„Konjunkturprogramm für die Organisierte Kriminalität“
Polizisten und viele Politiker wollen Cannabisfreigabe verhindern – Entscheidung am 22. März im Bundesrat
- Es wird gerungen bis zum letzten Moment: Kommt das neue Cannabisgesetz (CanG) zum 1. April 2024, wie vom Bundestag beschlossen? Kommt es zum 1. Oktober, wie die niedersächsische SPD-Landesjustizministerin Kathrin Wahlmann fordert, die eine umfassende Korrektur des Gesetzes anmahnt. Kommt es gar nicht? Fakt ist: Am 22. März wird im Bundesrat der Vermittlungsausschuss angerufen. Dann entscheidet sich, wann (und ob) die ersten Joints in Deutschland legal konsumiert werden können.

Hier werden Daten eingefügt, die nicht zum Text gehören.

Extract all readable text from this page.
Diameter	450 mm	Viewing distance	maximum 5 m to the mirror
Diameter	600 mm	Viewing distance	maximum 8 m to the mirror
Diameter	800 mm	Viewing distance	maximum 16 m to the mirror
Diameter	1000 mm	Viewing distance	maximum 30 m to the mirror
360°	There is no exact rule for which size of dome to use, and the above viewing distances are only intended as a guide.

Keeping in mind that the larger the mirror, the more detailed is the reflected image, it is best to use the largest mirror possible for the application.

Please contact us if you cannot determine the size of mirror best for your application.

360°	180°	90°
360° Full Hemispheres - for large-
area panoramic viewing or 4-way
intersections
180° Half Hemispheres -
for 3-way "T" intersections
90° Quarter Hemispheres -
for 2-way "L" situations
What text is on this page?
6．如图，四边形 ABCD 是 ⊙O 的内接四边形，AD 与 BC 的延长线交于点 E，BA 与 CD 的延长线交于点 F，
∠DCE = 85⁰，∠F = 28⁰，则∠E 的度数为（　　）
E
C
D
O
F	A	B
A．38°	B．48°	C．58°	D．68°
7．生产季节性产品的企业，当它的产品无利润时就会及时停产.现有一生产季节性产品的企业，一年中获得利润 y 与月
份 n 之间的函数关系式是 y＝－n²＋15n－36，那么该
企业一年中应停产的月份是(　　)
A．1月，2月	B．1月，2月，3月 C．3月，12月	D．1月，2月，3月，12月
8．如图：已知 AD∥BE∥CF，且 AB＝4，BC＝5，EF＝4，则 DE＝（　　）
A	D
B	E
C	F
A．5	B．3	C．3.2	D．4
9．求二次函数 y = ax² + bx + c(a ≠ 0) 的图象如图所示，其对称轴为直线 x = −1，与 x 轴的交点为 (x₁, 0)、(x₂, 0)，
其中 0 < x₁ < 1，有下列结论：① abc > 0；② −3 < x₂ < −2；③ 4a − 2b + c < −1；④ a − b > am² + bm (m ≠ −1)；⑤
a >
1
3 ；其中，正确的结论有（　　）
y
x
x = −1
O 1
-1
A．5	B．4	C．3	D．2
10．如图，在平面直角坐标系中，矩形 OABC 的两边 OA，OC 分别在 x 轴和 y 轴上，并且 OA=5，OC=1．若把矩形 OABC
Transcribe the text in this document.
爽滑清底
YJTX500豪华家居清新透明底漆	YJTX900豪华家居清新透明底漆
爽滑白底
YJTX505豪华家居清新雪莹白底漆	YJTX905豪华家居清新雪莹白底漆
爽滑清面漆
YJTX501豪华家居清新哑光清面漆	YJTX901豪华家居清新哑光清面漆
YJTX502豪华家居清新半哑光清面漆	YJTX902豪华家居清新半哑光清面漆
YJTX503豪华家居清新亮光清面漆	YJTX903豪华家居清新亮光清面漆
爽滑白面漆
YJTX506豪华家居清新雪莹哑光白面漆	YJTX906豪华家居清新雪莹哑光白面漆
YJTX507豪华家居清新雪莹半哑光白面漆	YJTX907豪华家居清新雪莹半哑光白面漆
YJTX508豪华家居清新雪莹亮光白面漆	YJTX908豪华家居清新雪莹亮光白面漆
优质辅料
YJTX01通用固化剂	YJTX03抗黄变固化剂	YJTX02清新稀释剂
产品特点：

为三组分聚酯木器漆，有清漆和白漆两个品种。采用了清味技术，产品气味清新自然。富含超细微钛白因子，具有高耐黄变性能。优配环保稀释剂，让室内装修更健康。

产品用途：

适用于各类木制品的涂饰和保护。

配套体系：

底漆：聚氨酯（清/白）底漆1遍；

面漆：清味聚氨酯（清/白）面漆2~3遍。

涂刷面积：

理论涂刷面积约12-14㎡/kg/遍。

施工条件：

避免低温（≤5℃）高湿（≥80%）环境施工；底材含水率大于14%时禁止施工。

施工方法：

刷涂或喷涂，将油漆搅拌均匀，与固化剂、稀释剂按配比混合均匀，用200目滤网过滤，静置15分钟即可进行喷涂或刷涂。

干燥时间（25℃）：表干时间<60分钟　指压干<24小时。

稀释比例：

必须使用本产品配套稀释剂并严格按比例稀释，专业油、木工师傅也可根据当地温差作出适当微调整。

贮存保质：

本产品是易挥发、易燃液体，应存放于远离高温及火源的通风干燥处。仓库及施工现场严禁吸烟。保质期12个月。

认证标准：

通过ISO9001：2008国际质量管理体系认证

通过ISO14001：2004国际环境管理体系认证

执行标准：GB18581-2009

Der Ravensburger Polizeipräsident Uwe Stürmer versucht bis zuletzt, auf Gefahren hinzuweisen. Stürmer sagte der „Schwäbischen Zeitung“: „Die Legalisierung führt zu einer Erhöhung des Angebots, einer größeren Verfügbarkeit und zu höherem Konsum. Auch das Problem des Fahrens unter Drogeneinf luss wird größer. Fahren und kiffen verträgt sich nicht.“
Stürmer betonte weiter aus Sicht der Polizei: „Wie das komplizierte Regelwerk kontrolliert werden soll, ist völlig offen. Der Gesetzentwurf erlaubt den legalen Erwerb von bis zu 25 Gramm Cannabis, unabhängig davon, ob es sich um legales Cannabis oder
Cannabis vom Schwarzmarkt handelt. Die legale Besitzgrenze von 25 Gramm Cannabis pro Person macht es ungleich schwerer, potentielle Rauschgifthändler von legalen Konsumenten zu unterscheiden.“
Wie Wahlmann pochen viele Justizminister der Länder auf ein späteres Inkrafttreten des Gesetzes, um eine Überlastung der Justiz zu verhindern. Das Gesetz sieht eine Art Amnestie vor, nach der Tausende Akten von Verfahren, die sich noch in der Vollstreckung befinden, überprüft werden müssten. Die bayerische Justiz klagt über massive Mehrarbeit. Allein schon die Staatsanwaltschaft München I zählt knapp 4000 bereits erledigte Verfahren, deren Akten noch einmal gesichtet werden müssen, wie Sprecherin Anne Leiding der Deutschen Presse-Agentur mitteilte. Setze man für jede Überprüfung nur zehn Minuten an, komme man auf 39.000 Minuten. Das entspricht 650 Stunden und damit nach Angaben der Behörden der Wochenarbeitszeit von 16 Arbeitskräften.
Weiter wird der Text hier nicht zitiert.